Et ils ne cessèrent d’être ainsi, jusqu’à ce que le roi le grand eût l’ardent désir de voir son frère le petit. Alors il ordonna à son vizir de partir, et de revenir avec lui. Le vizir lui répondit : « J’écoute et j’obéis ! »

Puis il partit et arriva en toute sécurité par la grâce d’Allah : il entra chez le frère, lui transmit la paix[4] et lui apprit que le roi Schahriar désirait ardemment le voir, et que le but de ce voyage était de l’inviter à aller visiter son frère. Le roi Schahzaman lui répondit : « J’écoute et j’obéis ! » Puis il fit faire ses préparatifs de départ et sortir ses tentes, ses chameaux, ses mulets, ses serviteurs et ses auxiliaires. Ensuite il éleva son propre vizir gouverneur du pays, et sortit demandant les contrées de son frère.

Mais, vers le milieu de la nuit, il se rappela une chose oubliée au palais, et revint et entra dans le palais. Et il trouva son épouse étendue sur sa couche et accolée par un esclave noir d’entre les esclaves.
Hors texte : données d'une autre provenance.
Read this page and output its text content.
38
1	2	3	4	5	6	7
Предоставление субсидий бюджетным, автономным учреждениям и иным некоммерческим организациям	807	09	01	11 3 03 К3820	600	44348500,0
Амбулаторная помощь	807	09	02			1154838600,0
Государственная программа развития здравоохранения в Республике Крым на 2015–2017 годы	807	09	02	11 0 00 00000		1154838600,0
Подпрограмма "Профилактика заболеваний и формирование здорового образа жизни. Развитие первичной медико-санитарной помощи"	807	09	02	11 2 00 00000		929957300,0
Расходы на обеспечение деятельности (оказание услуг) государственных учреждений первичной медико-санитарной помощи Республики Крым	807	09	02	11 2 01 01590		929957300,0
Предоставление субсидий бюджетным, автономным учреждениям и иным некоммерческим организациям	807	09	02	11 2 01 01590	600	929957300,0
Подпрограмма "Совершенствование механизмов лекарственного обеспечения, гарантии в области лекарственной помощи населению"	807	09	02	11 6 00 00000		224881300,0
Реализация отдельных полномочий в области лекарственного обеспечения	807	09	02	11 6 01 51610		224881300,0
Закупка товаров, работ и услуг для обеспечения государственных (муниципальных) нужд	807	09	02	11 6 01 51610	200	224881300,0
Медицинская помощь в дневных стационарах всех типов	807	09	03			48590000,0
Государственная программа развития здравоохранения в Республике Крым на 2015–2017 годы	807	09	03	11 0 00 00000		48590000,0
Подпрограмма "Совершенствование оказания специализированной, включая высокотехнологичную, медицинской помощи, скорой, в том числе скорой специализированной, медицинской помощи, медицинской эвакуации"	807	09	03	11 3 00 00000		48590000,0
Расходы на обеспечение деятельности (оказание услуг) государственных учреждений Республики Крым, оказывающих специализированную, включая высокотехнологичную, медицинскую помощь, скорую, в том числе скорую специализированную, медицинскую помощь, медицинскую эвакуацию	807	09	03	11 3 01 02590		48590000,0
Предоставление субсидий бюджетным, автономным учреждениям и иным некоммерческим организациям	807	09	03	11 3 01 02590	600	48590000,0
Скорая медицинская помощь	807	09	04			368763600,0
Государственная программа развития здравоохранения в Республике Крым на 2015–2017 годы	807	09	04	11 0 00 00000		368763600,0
À cette vue, le monde noircit sur son visage. Et il dit en son âme : « Si telle aventure est survenue alors que je viens à peine de quitter ma ville, quelle serait la conduite de cette débauchée si je m’absentais quelque temps chez mon frère ? » Sur ce, il tira son épée et, frappant les deux, les tua sur les tapis de la couche. Puis il s’en retourna au moment même et à l’heure même, et ordonna le départ du campement. Et il voyagea la nuit jusqu’à ce qu’il fût arrivé à la ville de son frère.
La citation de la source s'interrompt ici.